Hong Kong will cull more than 2,000 hamsters and ban the import of small animals after a pet shop worker, a customer and at least 11 hamsters tested positive for the Delta variant of the coronavirus.
Officials said on Tuesday that it was not clear that the virus had been transmitted to humans from imported hamsters. But they called on residents to surrender hamsters imported since Dec. 22 to be tested and euthanized to prevent any further spread.
“They’re excreting the virus, and the virus can infect other animals, other hamsters and also human beings,” said Thomas Sit, assistant director of Hong Kong’s Agriculture, Fisheries and Conservation department. “We don’t want to cull all the animals, but we have to protect public health and animal health. We have no choice — we have to make a firm decision.”
The cluster was traced to a worker at the Little Boss pet shop in the Causeway Bay district of Hong Kong island who was confirmed on Monday to have contracted the Delta variant. Further tests uncovered another infection in a customer who had a brief transaction with the worker while exchanging a cage and buying hamster food with her daughter on Jan. 7. A preliminary test indicated that the customer’s husband had also contracted the coronavirus.
Further testing found 11 infected hamsters in the shop and positive samples from cages at the company’s warehouse. Health officials said they had found no precedent for pet hamsters passing the coronavirus to humans, but noted that hamsters had been infected in laboratories.
Officials said that two shipments of hamsters from the Netherlands were particularly worrying, including about 1,800 brought in on Dec. 22 and more than 800 that arrived on Jan. 7.
All hamsters at the city’s 34 licensed shops will be seized for testing and then culled, officials said. Anyone who bought a hamster after Dec. 22 is asked to surrender the animal to be tested and euthanized.

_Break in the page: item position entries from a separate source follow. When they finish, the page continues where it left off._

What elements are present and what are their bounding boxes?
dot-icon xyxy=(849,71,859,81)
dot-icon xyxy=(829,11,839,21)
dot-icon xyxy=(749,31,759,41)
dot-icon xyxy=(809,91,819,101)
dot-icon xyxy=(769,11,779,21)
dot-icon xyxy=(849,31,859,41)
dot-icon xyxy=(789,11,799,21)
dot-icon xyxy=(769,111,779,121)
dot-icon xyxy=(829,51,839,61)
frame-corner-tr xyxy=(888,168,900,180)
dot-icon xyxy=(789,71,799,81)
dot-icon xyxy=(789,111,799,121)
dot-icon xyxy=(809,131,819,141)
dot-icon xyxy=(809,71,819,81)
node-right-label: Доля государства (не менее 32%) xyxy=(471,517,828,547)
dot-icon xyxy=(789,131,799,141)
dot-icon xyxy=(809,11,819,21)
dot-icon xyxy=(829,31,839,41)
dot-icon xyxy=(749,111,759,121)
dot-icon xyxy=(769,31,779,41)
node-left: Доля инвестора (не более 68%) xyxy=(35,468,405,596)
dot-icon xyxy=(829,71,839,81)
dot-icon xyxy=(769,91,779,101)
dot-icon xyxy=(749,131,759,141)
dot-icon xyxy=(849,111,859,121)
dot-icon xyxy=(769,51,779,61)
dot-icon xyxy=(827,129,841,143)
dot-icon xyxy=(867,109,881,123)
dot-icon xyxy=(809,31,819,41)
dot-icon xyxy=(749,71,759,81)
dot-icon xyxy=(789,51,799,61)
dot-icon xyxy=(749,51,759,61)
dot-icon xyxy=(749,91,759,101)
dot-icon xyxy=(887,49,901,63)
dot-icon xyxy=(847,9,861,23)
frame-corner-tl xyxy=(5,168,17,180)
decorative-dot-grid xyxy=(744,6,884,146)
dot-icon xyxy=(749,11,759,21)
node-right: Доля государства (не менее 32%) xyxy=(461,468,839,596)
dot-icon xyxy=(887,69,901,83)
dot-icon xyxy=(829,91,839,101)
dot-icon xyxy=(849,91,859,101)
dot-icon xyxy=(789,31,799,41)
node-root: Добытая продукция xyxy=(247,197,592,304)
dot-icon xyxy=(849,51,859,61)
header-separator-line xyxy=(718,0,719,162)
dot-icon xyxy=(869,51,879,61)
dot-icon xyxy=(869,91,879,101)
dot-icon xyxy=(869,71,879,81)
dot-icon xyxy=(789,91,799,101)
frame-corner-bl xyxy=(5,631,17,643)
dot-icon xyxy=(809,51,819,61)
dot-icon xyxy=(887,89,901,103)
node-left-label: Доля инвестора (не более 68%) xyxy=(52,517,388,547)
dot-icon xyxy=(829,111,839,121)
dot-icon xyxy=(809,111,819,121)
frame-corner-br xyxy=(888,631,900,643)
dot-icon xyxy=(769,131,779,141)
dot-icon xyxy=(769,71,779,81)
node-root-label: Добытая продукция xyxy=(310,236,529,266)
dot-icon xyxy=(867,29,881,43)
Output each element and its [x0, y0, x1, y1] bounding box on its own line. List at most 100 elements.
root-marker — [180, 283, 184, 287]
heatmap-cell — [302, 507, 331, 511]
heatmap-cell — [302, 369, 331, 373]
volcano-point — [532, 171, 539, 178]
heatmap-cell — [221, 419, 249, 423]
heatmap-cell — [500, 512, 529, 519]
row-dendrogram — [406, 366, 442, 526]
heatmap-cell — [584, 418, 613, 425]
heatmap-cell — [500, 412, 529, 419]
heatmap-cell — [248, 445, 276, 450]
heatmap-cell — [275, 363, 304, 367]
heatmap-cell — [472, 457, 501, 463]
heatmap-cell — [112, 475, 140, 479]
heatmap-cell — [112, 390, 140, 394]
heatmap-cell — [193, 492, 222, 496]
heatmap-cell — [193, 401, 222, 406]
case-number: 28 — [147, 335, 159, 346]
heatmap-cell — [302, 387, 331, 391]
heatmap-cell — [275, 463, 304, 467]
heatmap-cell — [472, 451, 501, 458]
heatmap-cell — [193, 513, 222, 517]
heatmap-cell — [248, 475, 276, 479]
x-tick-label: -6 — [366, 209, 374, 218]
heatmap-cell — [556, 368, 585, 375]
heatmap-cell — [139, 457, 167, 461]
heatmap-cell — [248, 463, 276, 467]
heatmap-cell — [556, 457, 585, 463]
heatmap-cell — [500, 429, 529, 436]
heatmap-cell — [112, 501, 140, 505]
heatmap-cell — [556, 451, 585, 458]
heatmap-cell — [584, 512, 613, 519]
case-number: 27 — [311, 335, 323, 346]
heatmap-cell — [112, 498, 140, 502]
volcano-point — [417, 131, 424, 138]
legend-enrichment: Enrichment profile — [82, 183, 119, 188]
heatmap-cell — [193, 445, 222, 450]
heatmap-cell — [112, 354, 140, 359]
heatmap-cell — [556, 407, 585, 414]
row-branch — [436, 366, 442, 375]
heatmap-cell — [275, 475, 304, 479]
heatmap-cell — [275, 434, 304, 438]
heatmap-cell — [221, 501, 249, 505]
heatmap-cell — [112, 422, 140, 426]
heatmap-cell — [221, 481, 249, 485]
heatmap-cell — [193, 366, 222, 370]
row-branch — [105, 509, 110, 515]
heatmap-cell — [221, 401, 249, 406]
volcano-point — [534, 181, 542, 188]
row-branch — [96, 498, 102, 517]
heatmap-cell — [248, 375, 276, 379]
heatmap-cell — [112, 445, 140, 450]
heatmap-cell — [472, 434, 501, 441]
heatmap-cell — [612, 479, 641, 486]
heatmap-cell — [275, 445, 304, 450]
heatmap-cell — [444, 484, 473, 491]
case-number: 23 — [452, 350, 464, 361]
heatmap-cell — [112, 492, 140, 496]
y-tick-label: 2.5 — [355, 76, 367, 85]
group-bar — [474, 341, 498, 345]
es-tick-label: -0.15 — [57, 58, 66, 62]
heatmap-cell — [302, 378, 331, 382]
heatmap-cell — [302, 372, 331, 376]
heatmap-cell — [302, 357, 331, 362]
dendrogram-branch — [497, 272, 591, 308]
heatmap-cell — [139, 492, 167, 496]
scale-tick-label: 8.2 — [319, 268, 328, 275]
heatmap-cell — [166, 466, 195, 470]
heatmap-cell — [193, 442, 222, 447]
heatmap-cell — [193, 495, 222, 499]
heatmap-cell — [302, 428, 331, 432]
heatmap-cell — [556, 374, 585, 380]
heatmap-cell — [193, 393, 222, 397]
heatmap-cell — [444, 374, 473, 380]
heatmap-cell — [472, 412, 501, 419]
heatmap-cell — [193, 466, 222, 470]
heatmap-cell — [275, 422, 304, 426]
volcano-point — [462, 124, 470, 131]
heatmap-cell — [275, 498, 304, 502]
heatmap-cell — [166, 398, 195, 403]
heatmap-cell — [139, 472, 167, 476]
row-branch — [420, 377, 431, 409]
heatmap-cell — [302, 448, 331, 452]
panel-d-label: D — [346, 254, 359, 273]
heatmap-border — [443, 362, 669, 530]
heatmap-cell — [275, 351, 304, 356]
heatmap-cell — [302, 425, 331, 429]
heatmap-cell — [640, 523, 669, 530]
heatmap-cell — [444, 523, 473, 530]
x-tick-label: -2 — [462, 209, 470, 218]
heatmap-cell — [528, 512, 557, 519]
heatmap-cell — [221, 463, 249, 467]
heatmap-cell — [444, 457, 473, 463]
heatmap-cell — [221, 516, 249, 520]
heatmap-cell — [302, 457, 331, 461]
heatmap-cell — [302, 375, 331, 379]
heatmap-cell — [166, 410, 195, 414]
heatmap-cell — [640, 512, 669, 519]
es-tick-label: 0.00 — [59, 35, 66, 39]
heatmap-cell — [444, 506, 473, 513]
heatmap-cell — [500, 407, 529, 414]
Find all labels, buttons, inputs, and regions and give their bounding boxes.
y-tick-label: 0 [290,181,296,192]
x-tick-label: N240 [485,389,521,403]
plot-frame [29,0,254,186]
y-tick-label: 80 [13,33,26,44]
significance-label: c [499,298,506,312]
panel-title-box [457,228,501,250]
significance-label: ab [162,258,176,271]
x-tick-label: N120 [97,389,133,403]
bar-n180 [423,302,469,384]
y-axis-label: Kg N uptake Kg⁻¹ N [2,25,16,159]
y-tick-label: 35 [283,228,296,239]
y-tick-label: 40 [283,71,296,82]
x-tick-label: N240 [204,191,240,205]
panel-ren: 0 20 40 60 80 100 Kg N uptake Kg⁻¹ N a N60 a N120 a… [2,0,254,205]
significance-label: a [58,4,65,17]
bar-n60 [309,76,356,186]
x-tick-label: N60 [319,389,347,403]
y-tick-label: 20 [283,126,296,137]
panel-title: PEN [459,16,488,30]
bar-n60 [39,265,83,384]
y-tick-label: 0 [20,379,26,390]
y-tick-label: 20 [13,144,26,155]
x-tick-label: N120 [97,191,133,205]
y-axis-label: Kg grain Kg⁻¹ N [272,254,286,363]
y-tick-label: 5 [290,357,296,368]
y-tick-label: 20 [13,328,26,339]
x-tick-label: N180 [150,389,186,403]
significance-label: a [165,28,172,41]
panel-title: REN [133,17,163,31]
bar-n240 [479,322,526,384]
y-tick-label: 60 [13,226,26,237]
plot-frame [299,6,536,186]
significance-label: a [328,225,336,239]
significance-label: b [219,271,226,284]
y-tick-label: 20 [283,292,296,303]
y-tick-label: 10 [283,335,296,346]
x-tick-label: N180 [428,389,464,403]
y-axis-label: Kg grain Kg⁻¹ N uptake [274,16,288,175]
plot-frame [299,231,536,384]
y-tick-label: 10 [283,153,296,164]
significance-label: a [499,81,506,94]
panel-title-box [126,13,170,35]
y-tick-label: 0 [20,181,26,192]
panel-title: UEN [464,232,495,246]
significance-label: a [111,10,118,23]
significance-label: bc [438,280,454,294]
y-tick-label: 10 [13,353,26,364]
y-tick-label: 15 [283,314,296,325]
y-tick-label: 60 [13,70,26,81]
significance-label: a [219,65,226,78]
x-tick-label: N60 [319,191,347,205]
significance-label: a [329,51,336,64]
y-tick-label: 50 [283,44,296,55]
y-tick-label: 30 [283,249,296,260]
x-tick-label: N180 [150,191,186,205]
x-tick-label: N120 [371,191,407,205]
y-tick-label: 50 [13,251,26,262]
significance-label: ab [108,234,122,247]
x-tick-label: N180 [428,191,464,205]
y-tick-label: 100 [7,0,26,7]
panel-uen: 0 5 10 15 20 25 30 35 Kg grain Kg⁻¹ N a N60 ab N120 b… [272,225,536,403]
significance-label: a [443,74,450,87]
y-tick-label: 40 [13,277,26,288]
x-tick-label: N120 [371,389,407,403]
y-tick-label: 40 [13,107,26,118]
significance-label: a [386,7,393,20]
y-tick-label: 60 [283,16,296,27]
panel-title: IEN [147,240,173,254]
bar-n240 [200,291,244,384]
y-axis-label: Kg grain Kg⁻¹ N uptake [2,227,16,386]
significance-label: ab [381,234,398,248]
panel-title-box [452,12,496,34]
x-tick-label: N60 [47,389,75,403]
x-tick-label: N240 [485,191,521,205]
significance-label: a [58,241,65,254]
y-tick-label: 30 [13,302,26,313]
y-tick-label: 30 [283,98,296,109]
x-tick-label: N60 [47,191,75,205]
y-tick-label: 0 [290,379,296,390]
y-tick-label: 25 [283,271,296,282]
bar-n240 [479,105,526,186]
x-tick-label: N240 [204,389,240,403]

Pet shops that sell hamsters will also be closed for cleaning, and the authorities will test the shops’ rabbits, chinchillas and guinea pigs. Shops may reopen once those animals are shown to not be infected.
Hong Kong, which has a painful history of infectious disease, including nearly 300 deaths from SARS in 2003, has taken aggressive measures to cut the risk of animal transmissions in the past. In 1997, it slaughtered more than one million chickens — every chicken in the territory — to stop the spread of an avian flu virus, and the city has since carried out smaller culls when infected birds are found.